Chapter 7 gives the results of the Business Operations Survey questions about how innovators and non-innovators measured their business performance.
A key result was that innovators were more likely than non-innovators to see increases in their profitability and productivity from 2008 to 2009.
Please view tables 12–13 (in chapter 17 of the pdf or in the available files section online) along with this chapter.
Business performance measures
A number of business performance indicators were compared between innovators (with implemented, and ongoing or abandoned innovations across all four types of innovation) and non-innovators (all other businesses). This analysis is summarised in figure 7.01. Compared with non-innovators, innovators were more successful in all measures.
An increase in sales was the most commonly achieved measure for both innovators and non-innovators, followed by increased profitability, and increased productivity. The biggest differences were the higher proportions of innovating firms with increased productivity (39 percent of innovators compared with 23 percent of non-innovators) and increased market share (30 percent compared with 14 percent). All these results are similar to those of 2007.
Figure 7.01
Performance assessment
Earlier results show that the main reasons that businesses innovate relate to measures of their financial performance (see chapter 6 for details).

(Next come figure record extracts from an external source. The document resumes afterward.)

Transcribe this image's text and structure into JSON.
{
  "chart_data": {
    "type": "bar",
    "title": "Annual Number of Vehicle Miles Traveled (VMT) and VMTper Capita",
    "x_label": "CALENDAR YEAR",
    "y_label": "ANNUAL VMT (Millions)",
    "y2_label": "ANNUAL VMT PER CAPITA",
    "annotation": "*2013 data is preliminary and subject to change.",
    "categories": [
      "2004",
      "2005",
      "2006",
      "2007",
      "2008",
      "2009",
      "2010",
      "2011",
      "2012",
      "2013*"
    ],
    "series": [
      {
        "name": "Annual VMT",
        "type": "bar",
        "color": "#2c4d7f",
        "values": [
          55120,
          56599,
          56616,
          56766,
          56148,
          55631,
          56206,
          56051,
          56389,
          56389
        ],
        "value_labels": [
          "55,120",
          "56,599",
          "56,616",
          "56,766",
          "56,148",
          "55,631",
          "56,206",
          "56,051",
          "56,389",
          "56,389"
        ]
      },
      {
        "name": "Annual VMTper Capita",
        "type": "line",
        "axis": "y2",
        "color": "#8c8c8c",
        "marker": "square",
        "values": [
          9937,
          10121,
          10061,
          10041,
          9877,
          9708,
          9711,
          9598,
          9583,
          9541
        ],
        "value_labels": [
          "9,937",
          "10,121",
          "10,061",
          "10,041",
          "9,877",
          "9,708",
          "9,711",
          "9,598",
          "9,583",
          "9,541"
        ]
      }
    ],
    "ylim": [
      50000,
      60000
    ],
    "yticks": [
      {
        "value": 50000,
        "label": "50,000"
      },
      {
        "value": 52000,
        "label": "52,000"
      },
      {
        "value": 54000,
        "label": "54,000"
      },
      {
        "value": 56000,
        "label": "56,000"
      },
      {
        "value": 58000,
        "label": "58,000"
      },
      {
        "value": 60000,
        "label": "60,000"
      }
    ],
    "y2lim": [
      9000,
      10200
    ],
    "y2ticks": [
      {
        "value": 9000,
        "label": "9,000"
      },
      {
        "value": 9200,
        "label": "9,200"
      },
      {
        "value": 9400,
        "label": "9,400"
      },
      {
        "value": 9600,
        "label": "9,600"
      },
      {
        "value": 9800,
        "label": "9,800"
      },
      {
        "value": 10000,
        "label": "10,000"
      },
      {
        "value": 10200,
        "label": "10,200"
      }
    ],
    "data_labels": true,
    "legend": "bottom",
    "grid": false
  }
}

Other results from the survey show that 66 percent of all businesses focused a great deal on financial and cost measures when assessing their performance, whereas only 15 percent focused a great deal on innovation.
While innovation rates have been sustained, the combination of these results seems to show that it is the outcomes of innovation that are important to businesses. Innovation is a means to achieve those desired outcomes, rather than the end in itself.